Hungry Planet
January 9th, 2006
I’ve been dipping into Mel’s Christmas book, Hungry Planet by Peter Menzel and Faith d’Aluisio. A couple of years ago Mel brought home from the shop a book of postcards, People and Possessions, where Menzel and collaborators had photographed 30 families from around the world. Each postcard showed one family standing in front of their home surrounded by all their possessions. It’s a fascinating collection – we mounted our favourite postcards in a picture frame and it hangs in our dining room. It never fails to generate comments from visitors.

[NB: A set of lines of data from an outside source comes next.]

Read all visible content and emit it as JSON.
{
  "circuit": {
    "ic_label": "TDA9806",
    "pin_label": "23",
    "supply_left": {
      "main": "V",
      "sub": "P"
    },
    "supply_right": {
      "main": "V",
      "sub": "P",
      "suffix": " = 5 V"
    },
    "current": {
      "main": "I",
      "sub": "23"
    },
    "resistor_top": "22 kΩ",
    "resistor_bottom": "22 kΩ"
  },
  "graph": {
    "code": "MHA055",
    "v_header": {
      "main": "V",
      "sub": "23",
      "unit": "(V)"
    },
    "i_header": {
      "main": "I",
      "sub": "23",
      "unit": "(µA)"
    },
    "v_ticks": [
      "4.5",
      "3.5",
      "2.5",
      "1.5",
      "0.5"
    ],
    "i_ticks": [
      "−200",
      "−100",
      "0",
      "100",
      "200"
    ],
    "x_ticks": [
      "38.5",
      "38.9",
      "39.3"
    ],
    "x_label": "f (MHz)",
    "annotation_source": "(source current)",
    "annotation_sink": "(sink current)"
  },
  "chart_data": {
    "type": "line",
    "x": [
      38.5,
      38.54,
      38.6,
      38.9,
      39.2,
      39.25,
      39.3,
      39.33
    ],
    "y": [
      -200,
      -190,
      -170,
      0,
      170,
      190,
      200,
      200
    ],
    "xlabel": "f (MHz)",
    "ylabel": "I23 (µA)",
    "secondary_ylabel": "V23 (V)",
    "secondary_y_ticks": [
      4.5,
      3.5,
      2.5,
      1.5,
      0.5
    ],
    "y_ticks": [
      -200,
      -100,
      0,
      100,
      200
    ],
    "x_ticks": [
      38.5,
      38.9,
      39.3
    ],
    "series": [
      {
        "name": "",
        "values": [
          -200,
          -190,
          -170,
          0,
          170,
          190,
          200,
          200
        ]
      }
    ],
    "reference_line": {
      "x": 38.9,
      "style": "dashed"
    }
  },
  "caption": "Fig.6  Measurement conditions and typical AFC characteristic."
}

Hungry Planet repeats the concept, but this time in a no-holds-barred coffee table format. Menzel and d’Aluisio present photographs of 30 families from 24 countries alongside what they eat in a week, from a refugee family of five in Darfur living off USD 1.23 a week to a family of four in North Carolina eating their way through USD 341.98. What’s equally fascinating is the spread from people eating much the same as their great-great-grandparents did, to those living exclusively from processed foods.

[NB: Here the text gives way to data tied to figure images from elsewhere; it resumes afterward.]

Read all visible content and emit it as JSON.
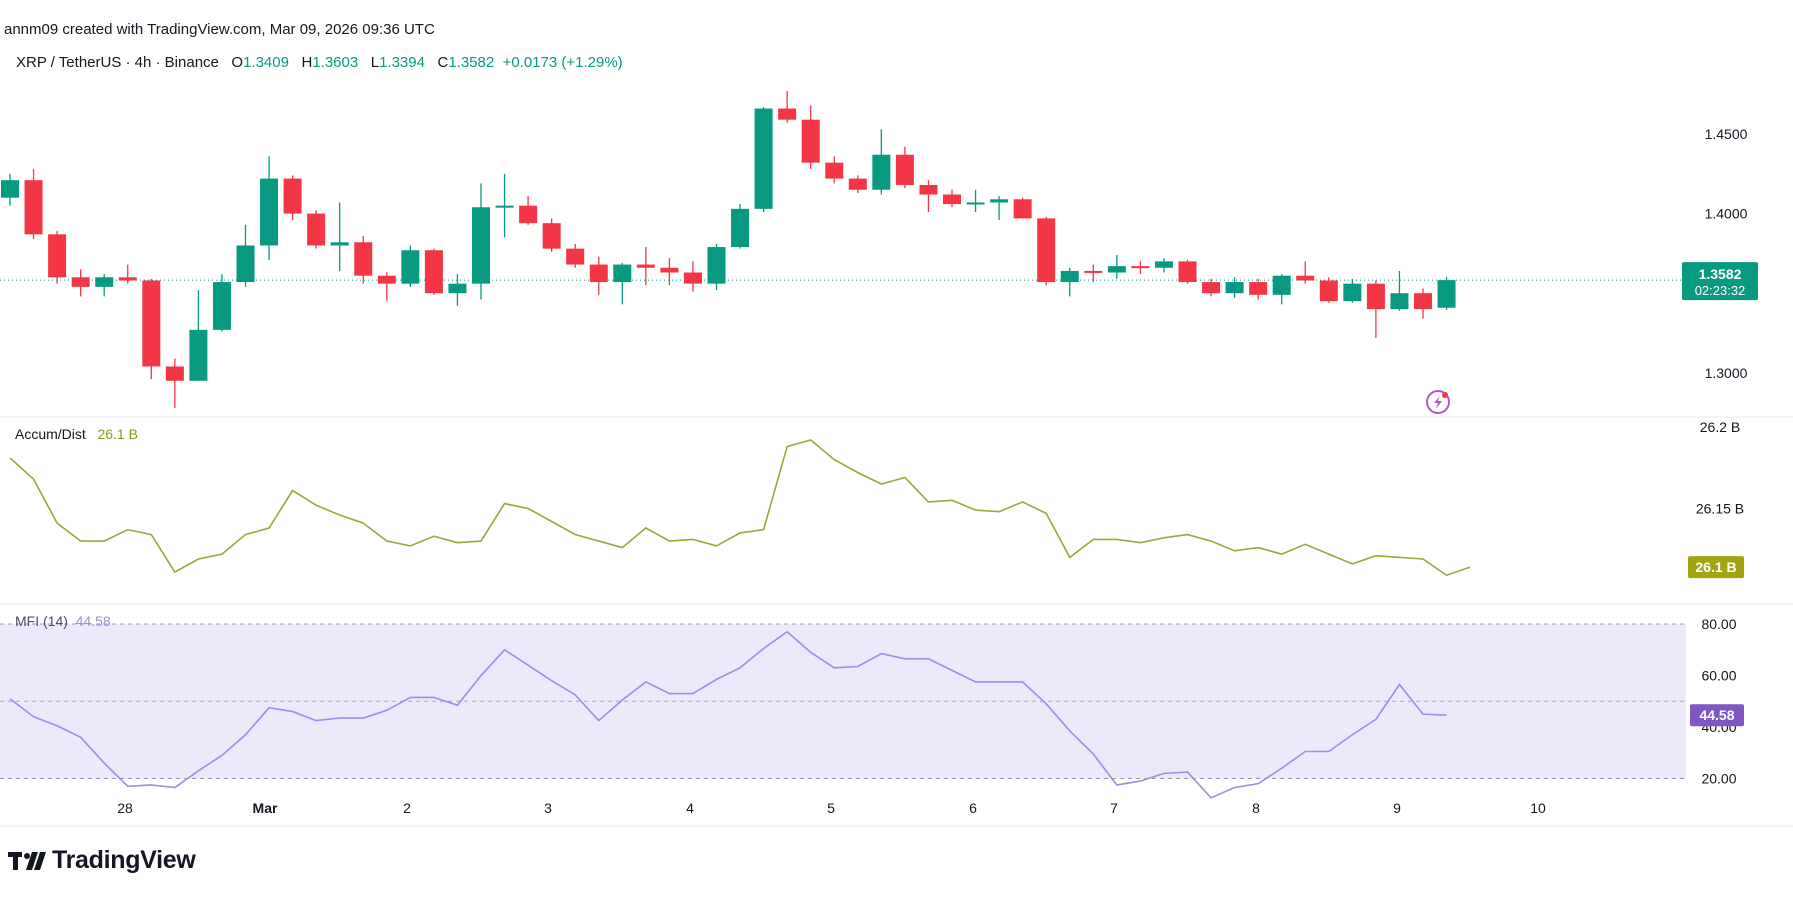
{
  "header": {
    "attribution": "annm09 created with TradingView.com, Mar 09, 2026 09:36 UTC",
    "symbol": "XRP / TetherUS · 4h · Binance",
    "o_label": "O",
    "o_value": "1.3409",
    "h_label": "H",
    "h_value": "1.3603",
    "l_label": "L",
    "l_value": "1.3394",
    "c_label": "C",
    "c_value": "1.3582",
    "change": "+0.0173 (+1.29%)"
  },
  "brand": {
    "name": "TradingView"
  },
  "colors": {
    "up": "#089981",
    "down": "#f23645",
    "ad_line": "#9aa83a",
    "mfi_line": "#9b8fe0",
    "mfi_band": "#ece9fb",
    "ad_badge": "#a2a414",
    "mfi_badge": "#7e57c2",
    "price_badge": "#089981"
  },
  "chart_data": [
    {
      "type": "candlestick",
      "title": "XRP / TetherUS · 4h · Binance",
      "y_ticks": [
        "1.4500",
        "1.4000",
        "1.3000"
      ],
      "y_tick_values": [
        1.45,
        1.4,
        1.3
      ],
      "ylim": [
        1.2735,
        1.4965
      ],
      "last_price_label": "1.3582",
      "countdown_label": "02:23:32",
      "last_price": 1.3582,
      "x_tick_labels": [
        "28",
        "Mar",
        "2",
        "3",
        "4",
        "5",
        "6",
        "7",
        "8",
        "9",
        "10"
      ],
      "candles": [
        {
          "o": 1.41,
          "h": 1.425,
          "l": 1.405,
          "c": 1.421
        },
        {
          "o": 1.421,
          "h": 1.428,
          "l": 1.384,
          "c": 1.387
        },
        {
          "o": 1.387,
          "h": 1.389,
          "l": 1.356,
          "c": 1.36
        },
        {
          "o": 1.36,
          "h": 1.365,
          "l": 1.348,
          "c": 1.354
        },
        {
          "o": 1.354,
          "h": 1.362,
          "l": 1.348,
          "c": 1.36
        },
        {
          "o": 1.36,
          "h": 1.368,
          "l": 1.356,
          "c": 1.358
        },
        {
          "o": 1.358,
          "h": 1.359,
          "l": 1.296,
          "c": 1.304
        },
        {
          "o": 1.304,
          "h": 1.309,
          "l": 1.278,
          "c": 1.295
        },
        {
          "o": 1.295,
          "h": 1.352,
          "l": 1.295,
          "c": 1.327
        },
        {
          "o": 1.327,
          "h": 1.362,
          "l": 1.326,
          "c": 1.357
        },
        {
          "o": 1.357,
          "h": 1.393,
          "l": 1.354,
          "c": 1.38
        },
        {
          "o": 1.38,
          "h": 1.436,
          "l": 1.371,
          "c": 1.422
        },
        {
          "o": 1.422,
          "h": 1.424,
          "l": 1.396,
          "c": 1.4
        },
        {
          "o": 1.4,
          "h": 1.402,
          "l": 1.378,
          "c": 1.38
        },
        {
          "o": 1.38,
          "h": 1.407,
          "l": 1.364,
          "c": 1.382
        },
        {
          "o": 1.382,
          "h": 1.386,
          "l": 1.356,
          "c": 1.361
        },
        {
          "o": 1.361,
          "h": 1.363,
          "l": 1.345,
          "c": 1.356
        },
        {
          "o": 1.356,
          "h": 1.38,
          "l": 1.354,
          "c": 1.377
        },
        {
          "o": 1.377,
          "h": 1.378,
          "l": 1.349,
          "c": 1.35
        },
        {
          "o": 1.35,
          "h": 1.362,
          "l": 1.342,
          "c": 1.356
        },
        {
          "o": 1.356,
          "h": 1.419,
          "l": 1.346,
          "c": 1.404
        },
        {
          "o": 1.404,
          "h": 1.425,
          "l": 1.385,
          "c": 1.405
        },
        {
          "o": 1.405,
          "h": 1.411,
          "l": 1.393,
          "c": 1.394
        },
        {
          "o": 1.394,
          "h": 1.397,
          "l": 1.376,
          "c": 1.378
        },
        {
          "o": 1.378,
          "h": 1.381,
          "l": 1.366,
          "c": 1.368
        },
        {
          "o": 1.368,
          "h": 1.373,
          "l": 1.349,
          "c": 1.357
        },
        {
          "o": 1.357,
          "h": 1.369,
          "l": 1.343,
          "c": 1.368
        },
        {
          "o": 1.368,
          "h": 1.379,
          "l": 1.355,
          "c": 1.366
        },
        {
          "o": 1.366,
          "h": 1.372,
          "l": 1.355,
          "c": 1.363
        },
        {
          "o": 1.363,
          "h": 1.37,
          "l": 1.351,
          "c": 1.356
        },
        {
          "o": 1.356,
          "h": 1.381,
          "l": 1.352,
          "c": 1.379
        },
        {
          "o": 1.379,
          "h": 1.406,
          "l": 1.378,
          "c": 1.403
        },
        {
          "o": 1.403,
          "h": 1.467,
          "l": 1.401,
          "c": 1.466
        },
        {
          "o": 1.466,
          "h": 1.477,
          "l": 1.457,
          "c": 1.459
        },
        {
          "o": 1.459,
          "h": 1.468,
          "l": 1.428,
          "c": 1.432
        },
        {
          "o": 1.432,
          "h": 1.436,
          "l": 1.419,
          "c": 1.422
        },
        {
          "o": 1.422,
          "h": 1.424,
          "l": 1.413,
          "c": 1.415
        },
        {
          "o": 1.415,
          "h": 1.453,
          "l": 1.412,
          "c": 1.437
        },
        {
          "o": 1.437,
          "h": 1.442,
          "l": 1.416,
          "c": 1.418
        },
        {
          "o": 1.418,
          "h": 1.421,
          "l": 1.401,
          "c": 1.412
        },
        {
          "o": 1.412,
          "h": 1.415,
          "l": 1.404,
          "c": 1.406
        },
        {
          "o": 1.406,
          "h": 1.415,
          "l": 1.401,
          "c": 1.407
        },
        {
          "o": 1.407,
          "h": 1.411,
          "l": 1.396,
          "c": 1.409
        },
        {
          "o": 1.409,
          "h": 1.41,
          "l": 1.397,
          "c": 1.397
        },
        {
          "o": 1.397,
          "h": 1.398,
          "l": 1.355,
          "c": 1.357
        },
        {
          "o": 1.357,
          "h": 1.366,
          "l": 1.348,
          "c": 1.364
        },
        {
          "o": 1.364,
          "h": 1.368,
          "l": 1.357,
          "c": 1.363
        },
        {
          "o": 1.363,
          "h": 1.374,
          "l": 1.359,
          "c": 1.367
        },
        {
          "o": 1.367,
          "h": 1.37,
          "l": 1.362,
          "c": 1.366
        },
        {
          "o": 1.366,
          "h": 1.372,
          "l": 1.363,
          "c": 1.37
        },
        {
          "o": 1.37,
          "h": 1.371,
          "l": 1.356,
          "c": 1.357
        },
        {
          "o": 1.357,
          "h": 1.359,
          "l": 1.348,
          "c": 1.35
        },
        {
          "o": 1.35,
          "h": 1.36,
          "l": 1.347,
          "c": 1.357
        },
        {
          "o": 1.357,
          "h": 1.359,
          "l": 1.346,
          "c": 1.349
        },
        {
          "o": 1.349,
          "h": 1.362,
          "l": 1.343,
          "c": 1.361
        },
        {
          "o": 1.361,
          "h": 1.37,
          "l": 1.356,
          "c": 1.358
        },
        {
          "o": 1.358,
          "h": 1.36,
          "l": 1.344,
          "c": 1.345
        },
        {
          "o": 1.345,
          "h": 1.359,
          "l": 1.344,
          "c": 1.356
        },
        {
          "o": 1.356,
          "h": 1.358,
          "l": 1.322,
          "c": 1.34
        },
        {
          "o": 1.34,
          "h": 1.364,
          "l": 1.339,
          "c": 1.35
        },
        {
          "o": 1.35,
          "h": 1.353,
          "l": 1.334,
          "c": 1.34
        },
        {
          "o": 1.3409,
          "h": 1.3603,
          "l": 1.3394,
          "c": 1.3582
        }
      ]
    },
    {
      "type": "line",
      "title": "Accum/Dist",
      "value_label": "26.1 B",
      "badge_label": "26.1 B",
      "y_ticks": [
        "26.2 B",
        "26.15 B"
      ],
      "y_tick_values": [
        26.2,
        26.15
      ],
      "ylim": [
        26.092,
        26.2055
      ],
      "values": [
        26.181,
        26.168,
        26.141,
        26.13,
        26.13,
        26.137,
        26.134,
        26.111,
        26.119,
        26.122,
        26.134,
        26.138,
        26.161,
        26.152,
        26.146,
        26.141,
        26.13,
        26.127,
        26.133,
        26.129,
        26.13,
        26.153,
        26.15,
        26.142,
        26.134,
        26.13,
        26.126,
        26.138,
        26.13,
        26.131,
        26.127,
        26.135,
        26.137,
        26.188,
        26.192,
        26.18,
        26.172,
        26.165,
        26.169,
        26.154,
        26.155,
        26.149,
        26.148,
        26.154,
        26.147,
        26.12,
        26.131,
        26.131,
        26.129,
        26.132,
        26.134,
        26.13,
        26.124,
        26.126,
        26.122,
        26.128,
        26.122,
        26.116,
        26.121,
        26.12,
        26.119,
        26.109,
        26.114
      ]
    },
    {
      "type": "line",
      "title": "MFI (14)",
      "value_label": "44.58",
      "badge_label": "44.58",
      "y_ticks": [
        "80.00",
        "60.00",
        "40.00",
        "20.00"
      ],
      "y_tick_values": [
        80,
        60,
        40,
        20
      ],
      "ylim": [
        7.0,
        87.0
      ],
      "band": [
        20,
        80
      ],
      "middle_line": 50,
      "values": [
        51.0,
        44.0,
        40.5,
        36.0,
        26.0,
        17.0,
        17.5,
        16.5,
        23.0,
        29.0,
        37.0,
        47.5,
        46.0,
        42.5,
        43.5,
        43.5,
        46.5,
        51.5,
        51.5,
        48.5,
        60.0,
        70.0,
        64.0,
        58.0,
        52.5,
        42.5,
        50.5,
        57.5,
        53.0,
        53.0,
        58.5,
        63.0,
        70.5,
        77.0,
        69.0,
        63.0,
        63.5,
        68.5,
        66.5,
        66.5,
        62.0,
        57.5,
        57.5,
        57.5,
        49.0,
        38.5,
        29.5,
        17.5,
        19.0,
        22.0,
        22.5,
        12.5,
        16.5,
        18.0,
        24.0,
        30.5,
        30.5,
        37.0,
        43.0,
        56.5,
        45.0,
        44.58
      ]
    }
  ]
}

Somewhere along the line, the world has lost the plot. The earth is capable of feeding the likely population of humans for the forseeable future. Instead, while nearly a billion people starve, hundreds of millions over-eat and are shortening their lives through obesity. Food marketing is creating what Kalle Lasn calls a toxic mental environment – just the same as unregulated industry created toxic physical environments.
But is it inevitable? will we all wake up some day eating the same Egg McMuffin breakfast washed down with Nescafe while watching Sky Breakfast News on our Windows Leisure Edition home media centers (sic)? Or will the slow food, FairTrade, and open-source movements win the day?